Among the Poroshenko’s failures that “repeat themselves year-in, year-out” experts named failure to fight corruption, the slow pace of reform, and failure to end the war in the east, which on his election the president promised to stop “in hours, not months.”

Russia’s war against Ukraine has already claimed the lives of more than 2,700 Ukrainian soldiers and members of other law enforcement and security bodies. Up to 9,800 have been wounded.

Poroshenko was also criticized for appointing allies and provoking confrontations with civil society and anti-corruption activists, such as through introducing a law that obliges anti-corruption activists to submit electronic declarations, as government officials, lawmakers and judges have to do.

Ihor Koliushko, the head of the Center of Political and Legal Reform, a think tank, said Ukraine’s political regime is still “like in the Soviet-era, and large-scale corrupt (schemes) are suspected to be present.”

Koliushko said that Poroshenko had failed to introduce electoral reform or even reelect members of the Central Election Commission, the current membership of which was supposed to have been replaced in 2014.

According to Koliushko, Poroshenko is also dragging his feet on passing the crucial law on the Constitutional Court – one of the key laws in judicial reform, which will clear the way for the election of new judges to the Constitutional Court.

“The entire reform is dictated by the president, but behind closed doors on Bankova,” Koliushko said, referring to the street on which the presidential administration is located.

Poroshenko’s years in numbers

Over the three years of his presidency, Poroshenko has submitted 111 bills, 93 of which (84 percent) became law, according to a survey by the Committee of Voters of Ukraine think tank.

At the same time, only 71 out of 307 bills, or 23 percent, presented by the government of Prime Minister Volodymyr Groysman have been passed by parliament.

The survey reads that cooperation between government and the president has improved, but the amount of legislation actually passed is still low.

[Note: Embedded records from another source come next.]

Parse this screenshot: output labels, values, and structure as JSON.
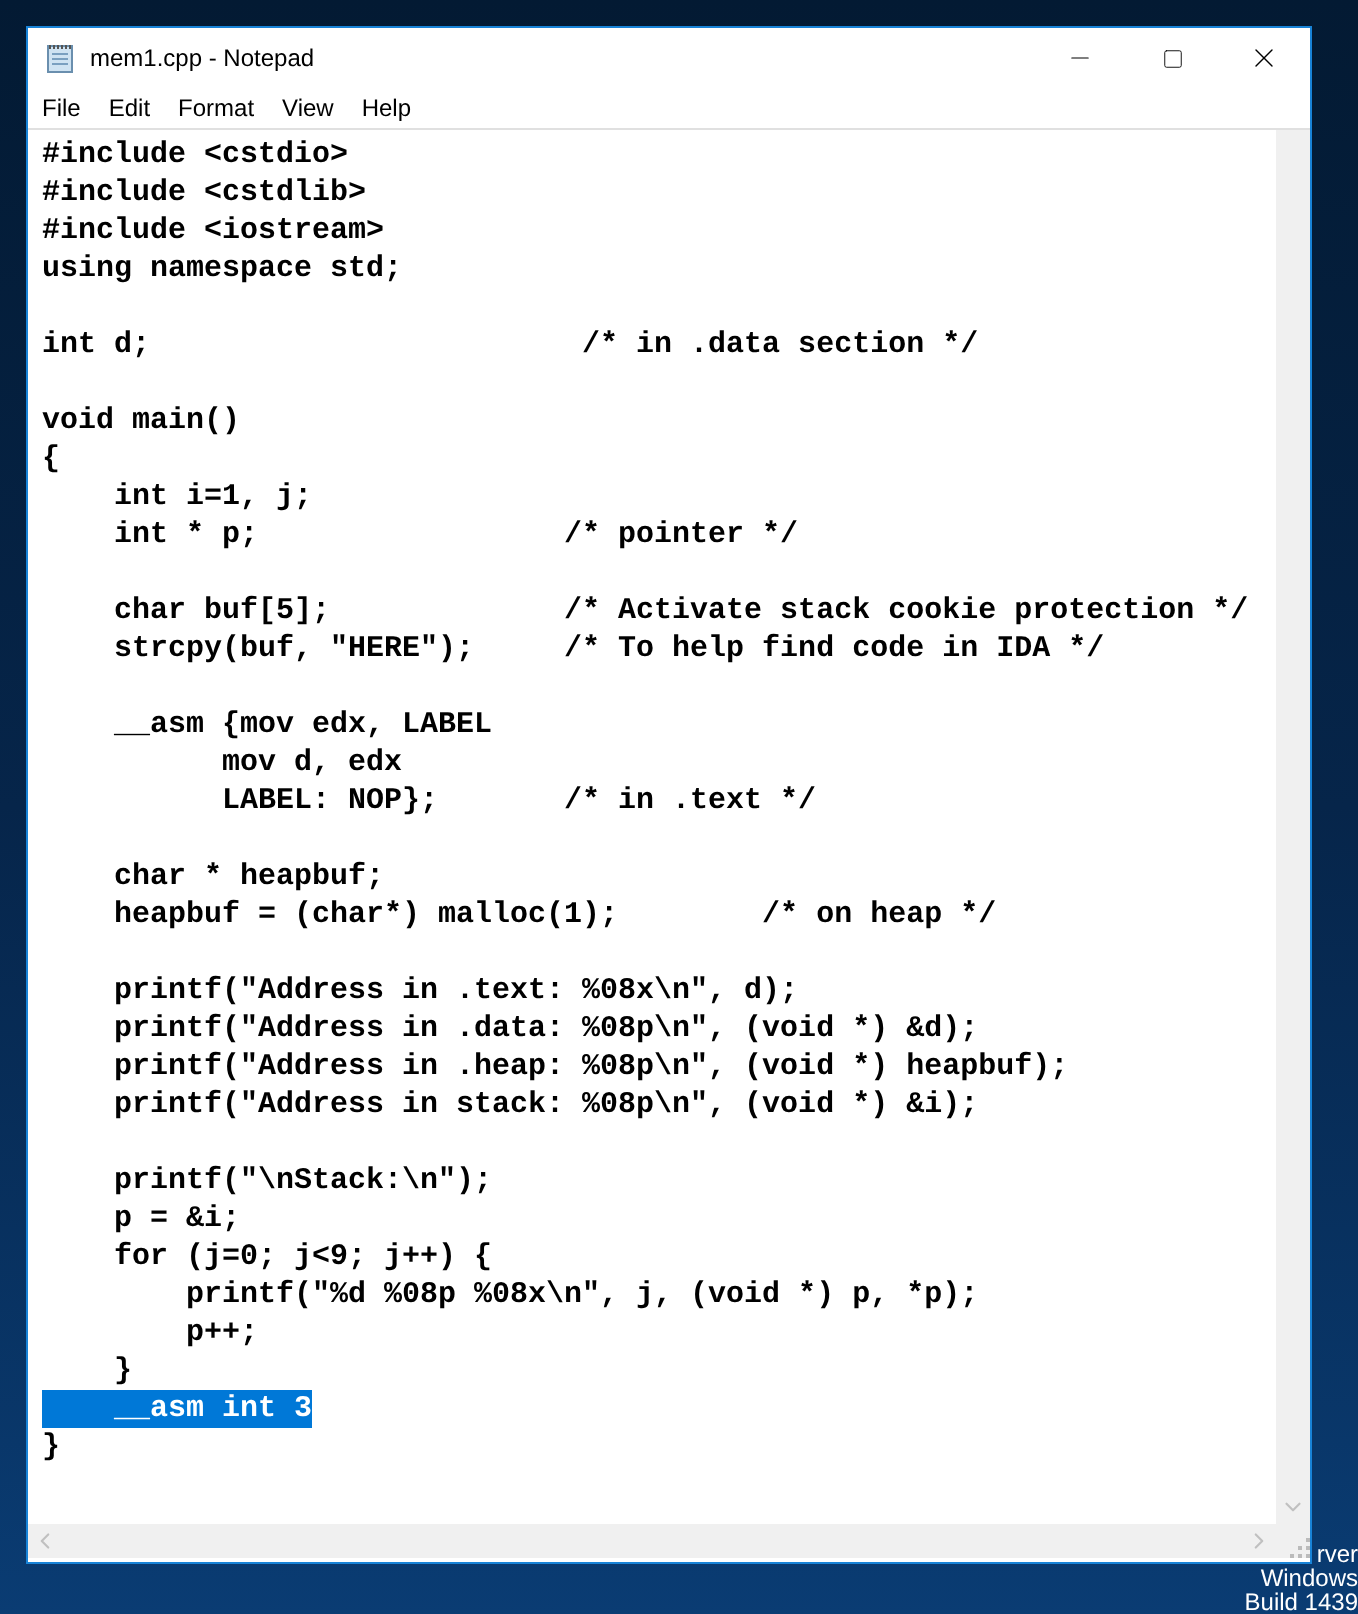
{
  "window": {
    "title": "mem1.cpp - Notepad"
  },
  "menu": [
    "File",
    "Edit",
    "Format",
    "View",
    "Help"
  ],
  "editor": {
    "lines": [
      {
        "kind": "code",
        "text": "#include <cstdio>",
        "selected": false
      },
      {
        "kind": "code",
        "text": "#include <cstdlib>",
        "selected": false
      },
      {
        "kind": "code",
        "text": "#include <iostream>",
        "selected": false
      },
      {
        "kind": "code",
        "text": "using namespace std;",
        "selected": false
      },
      {
        "kind": "blank"
      },
      {
        "kind": "code",
        "text": "int d;                        /* in .data section */",
        "selected": false
      },
      {
        "kind": "blank"
      },
      {
        "kind": "code",
        "text": "void main()",
        "selected": false
      },
      {
        "kind": "code",
        "text": "{",
        "selected": false
      },
      {
        "kind": "code",
        "text": "    int i=1, j;",
        "selected": false
      },
      {
        "kind": "code",
        "text": "    int * p;                 /* pointer */",
        "selected": false
      },
      {
        "kind": "blank"
      },
      {
        "kind": "code",
        "text": "    char buf[5];             /* Activate stack cookie protection */",
        "selected": false
      },
      {
        "kind": "code",
        "text": "    strcpy(buf, \"HERE\");     /* To help find code in IDA */",
        "selected": false
      },
      {
        "kind": "blank"
      },
      {
        "kind": "code",
        "text": "    __asm {mov edx, LABEL",
        "selected": false
      },
      {
        "kind": "code",
        "text": "          mov d, edx",
        "selected": false
      },
      {
        "kind": "code",
        "text": "          LABEL: NOP};       /* in .text */",
        "selected": false
      },
      {
        "kind": "blank"
      },
      {
        "kind": "code",
        "text": "    char * heapbuf;",
        "selected": false
      },
      {
        "kind": "code",
        "text": "    heapbuf = (char*) malloc(1);        /* on heap */",
        "selected": false
      },
      {
        "kind": "blank"
      },
      {
        "kind": "code",
        "text": "    printf(\"Address in .text: %08x\\n\", d);",
        "selected": false
      },
      {
        "kind": "code",
        "text": "    printf(\"Address in .data: %08p\\n\", (void *) &d);",
        "selected": false
      },
      {
        "kind": "code",
        "text": "    printf(\"Address in .heap: %08p\\n\", (void *) heapbuf);",
        "selected": false
      },
      {
        "kind": "code",
        "text": "    printf(\"Address in stack: %08p\\n\", (void *) &i);",
        "selected": false
      },
      {
        "kind": "blank"
      },
      {
        "kind": "code",
        "text": "    printf(\"\\nStack:\\n\");",
        "selected": false
      },
      {
        "kind": "code",
        "text": "    p = &i;",
        "selected": false
      },
      {
        "kind": "code",
        "text": "    for (j=0; j<9; j++) {",
        "selected": false
      },
      {
        "kind": "code",
        "text": "        printf(\"%d %08p %08x\\n\", j, (void *) p, *p);",
        "selected": false
      },
      {
        "kind": "code",
        "text": "        p++;",
        "selected": false
      },
      {
        "kind": "code",
        "text": "    }",
        "selected": false
      },
      {
        "kind": "code",
        "text": "    __asm int 3",
        "selected": true
      },
      {
        "kind": "code",
        "text": "}",
        "selected": false
      }
    ]
  },
  "desktop_text": [
    "rver",
    "Windows",
    "Build 1439"
  ]
}
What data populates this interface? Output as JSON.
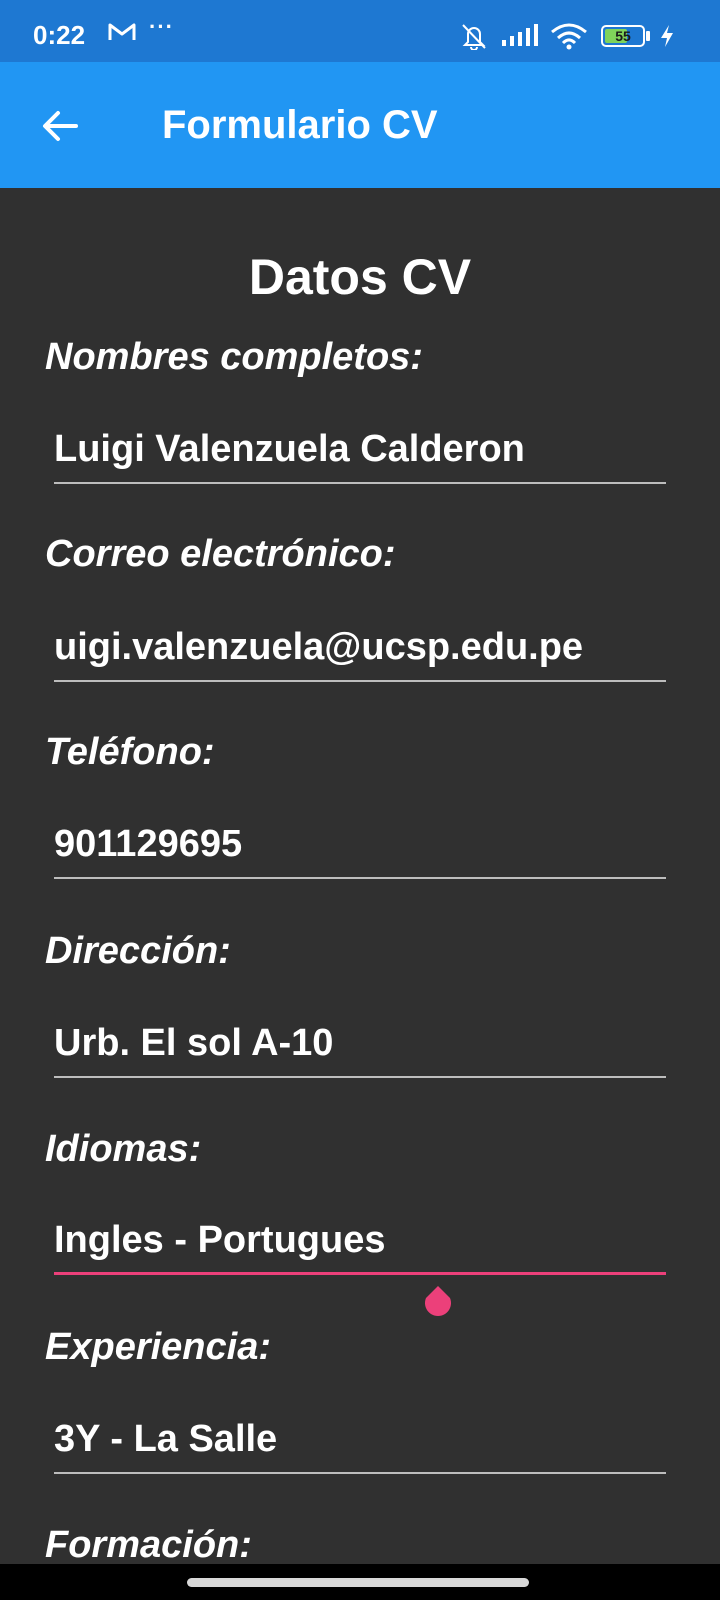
{
  "status_bar": {
    "time": "0:22",
    "battery_level": "55",
    "icons": [
      "gmail-icon",
      "more-dots-icon",
      "bell-muted-icon",
      "signal-icon",
      "wifi-icon",
      "battery-icon",
      "charging-bolt-icon"
    ]
  },
  "app_bar": {
    "title": "Formulario CV",
    "back_icon": "arrow-left-icon"
  },
  "form": {
    "section_title": "Datos CV",
    "fields": [
      {
        "label": "Nombres completos:",
        "value": "Luigi Valenzuela Calderon"
      },
      {
        "label": "Correo electrónico:",
        "value": "uigi.valenzuela@ucsp.edu.pe"
      },
      {
        "label": "Teléfono:",
        "value": "901129695"
      },
      {
        "label": "Dirección:",
        "value": "Urb. El sol A-10"
      },
      {
        "label": "Idiomas:",
        "value": "Ingles - Portugues"
      },
      {
        "label": "Experiencia:",
        "value": "3Y - La Salle"
      },
      {
        "label": "Formación:",
        "value": ""
      }
    ]
  },
  "colors": {
    "status_bar": "#1e78d2",
    "app_bar": "#2196f3",
    "background": "#303030",
    "focus_accent": "#ec407a",
    "underline": "#bdbdbd"
  }
}
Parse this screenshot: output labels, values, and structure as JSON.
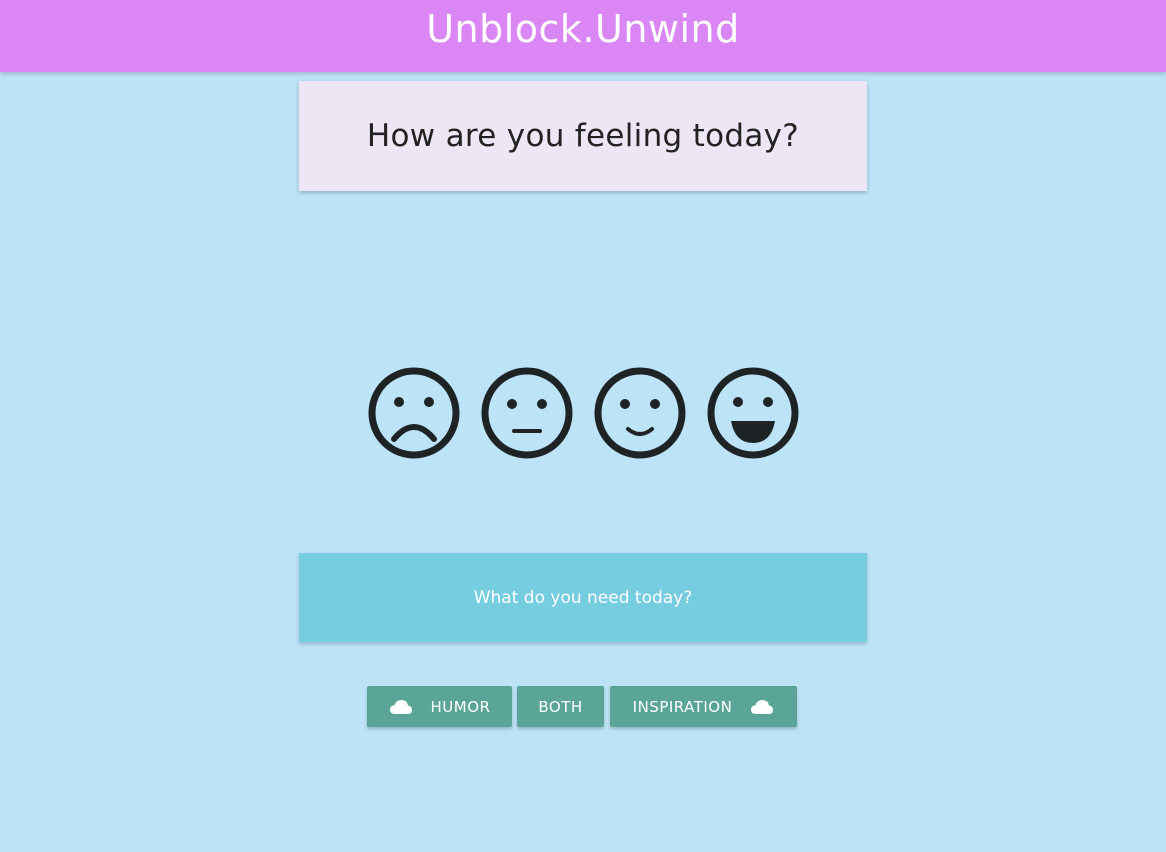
{
  "header": {
    "title": "Unblock.Unwind"
  },
  "question": {
    "text": "How are you feeling today?"
  },
  "moods": [
    {
      "name": "sad",
      "icon": "sad-face-icon"
    },
    {
      "name": "neutral",
      "icon": "neutral-face-icon"
    },
    {
      "name": "content",
      "icon": "slight-smile-face-icon"
    },
    {
      "name": "happy",
      "icon": "big-smile-face-icon"
    }
  ],
  "needs": {
    "prompt": "What do you need today?"
  },
  "buttons": {
    "humor": "HUMOR",
    "both": "BOTH",
    "inspiration": "INSPIRATION"
  },
  "colors": {
    "background": "#bde3f7",
    "header": "#da87f5",
    "question_card": "#ede6f5",
    "needs_card": "#76cde0",
    "button": "#5aa597",
    "face_stroke": "#1e2426"
  }
}
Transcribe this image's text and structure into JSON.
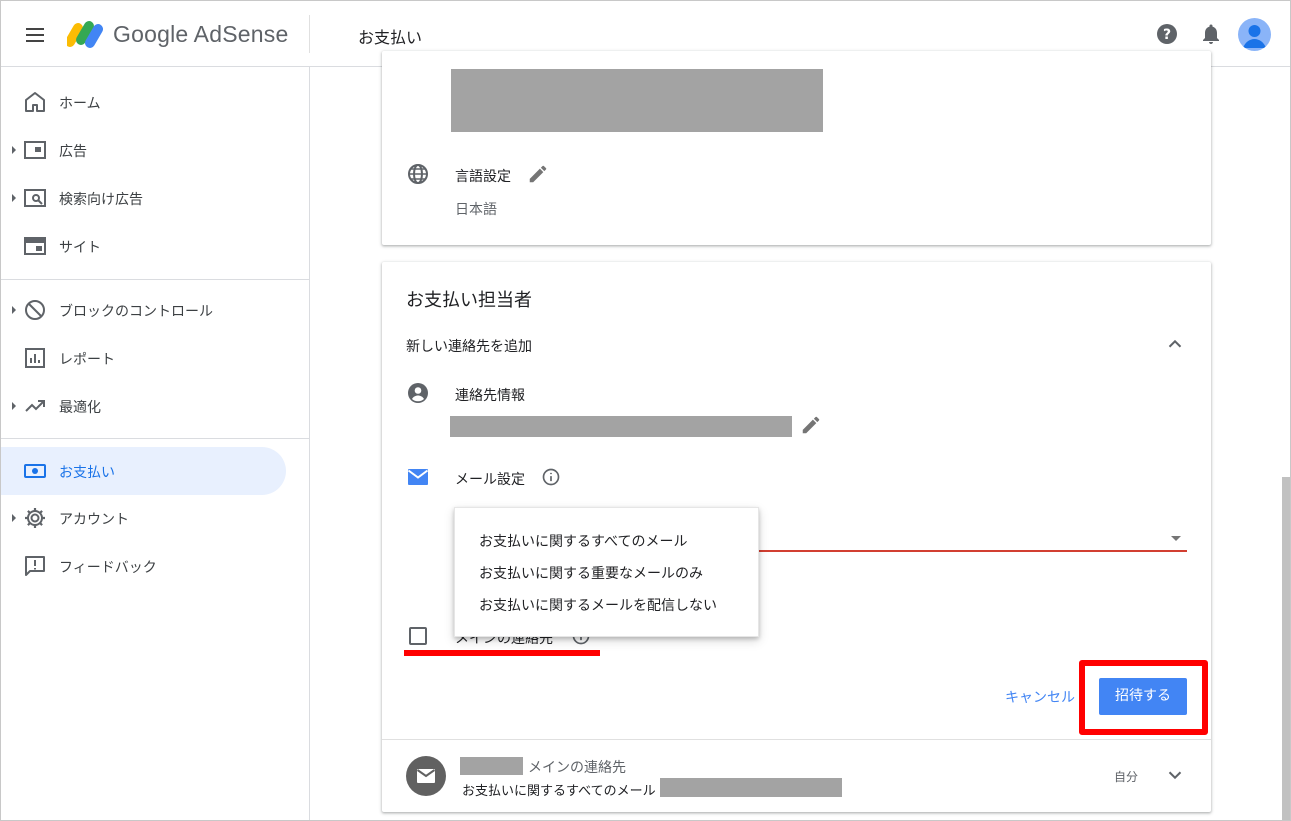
{
  "header": {
    "app_name": "Google AdSense",
    "page_title": "お支払い",
    "icons": [
      "menu-icon",
      "help-icon",
      "notifications-icon",
      "avatar"
    ]
  },
  "sidebar": {
    "items": [
      {
        "label": "ホーム",
        "icon": "home-icon",
        "expandable": false
      },
      {
        "label": "広告",
        "icon": "ads-icon",
        "expandable": true
      },
      {
        "label": "検索向け広告",
        "icon": "search-ads-icon",
        "expandable": true
      },
      {
        "label": "サイト",
        "icon": "sites-icon",
        "expandable": false
      },
      {
        "label": "ブロックのコントロール",
        "icon": "block-icon",
        "expandable": true
      },
      {
        "label": "レポート",
        "icon": "reports-icon",
        "expandable": false
      },
      {
        "label": "最適化",
        "icon": "optimization-icon",
        "expandable": true
      },
      {
        "label": "お支払い",
        "icon": "payments-icon",
        "expandable": false,
        "active": true
      },
      {
        "label": "アカウント",
        "icon": "account-gear-icon",
        "expandable": true
      },
      {
        "label": "フィードバック",
        "icon": "feedback-icon",
        "expandable": false
      }
    ]
  },
  "language_section": {
    "label": "言語設定",
    "value": "日本語"
  },
  "contacts_card": {
    "title": "お支払い担当者",
    "add_contact": "新しい連絡先を追加",
    "contact_info_label": "連絡先情報",
    "email_settings_label": "メール設定",
    "email_options": [
      "お支払いに関するすべてのメール",
      "お支払いに関する重要なメールのみ",
      "お支払いに関するメールを配信しない"
    ],
    "main_contact_checkbox_label": "メインの連絡先",
    "cancel_label": "キャンセル",
    "invite_label": "招待する"
  },
  "existing_contact": {
    "role": "メインの連絡先",
    "email_pref": "お支払いに関するすべてのメール",
    "owner": "自分"
  },
  "colors": {
    "accent": "#4285f4",
    "active_nav_bg": "#e8f0fe",
    "highlight_red": "#ff0000",
    "redaction": "#a3a3a3"
  }
}
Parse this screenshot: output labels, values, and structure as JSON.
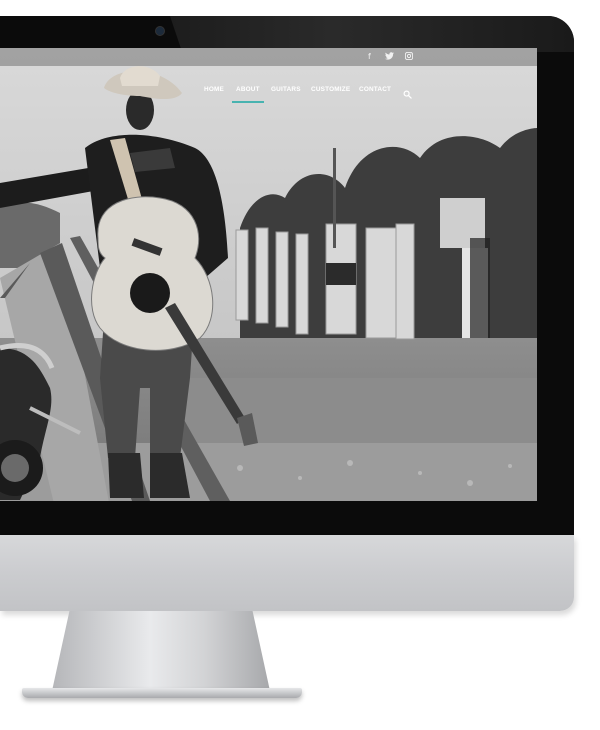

For parliament, the percentage of passed laws is even lower – only 7 percent, or 326 out of 4, 476 bills submitted over the three years, have been made law.

However, the head of Committee of Voters of Ukraine Oleksiy Koshel said parliament is flooded with “PR-bills” or so-called “legislative spam” – unrealistic or badly written draft laws that lawmakers submit only to promote themselves.

He also said that Poroshenko’s bills get most support in parliament from the People’s Front party – on average the bills are supported by 85 percent of that faction’s lawmakers. The Bloc of Petro Poroshenko comes second with 79 percent of its lawmakers voting in favor of the president’s bills. The percentage is lower because of problems with “factional discipline,” experts say.

Unsurprisingly, the Opposition Bloc party, which mainly consists of allies of former President Viktor Yanukovych, votes the least for Poroshenko’s bills.

During his rule, Poroshenko has vetoed 39 laws passed by parliament. However, parliament then went on to pass 15 of them with amendments.

Still on top

Sushko from the Institute for Euro-Atlantic Cooperation said that according to a range of polls, Poroshenko’s ratings have fallen dramatically, but he would still win out over other politicians if elections were held in the near future.

“Poroshenko stands with his feet between the new and the old Ukraine,” Sushko said. “One foot is in the past, and one in the future. He is a hybrid historical figure who represents this time in Ukrainian history.”

The head of Democratic Initiatives Foundation, Iryna Bekeshkina, agrees.

“The president is on the equator, and he could go north or south,” Bekeshkina said.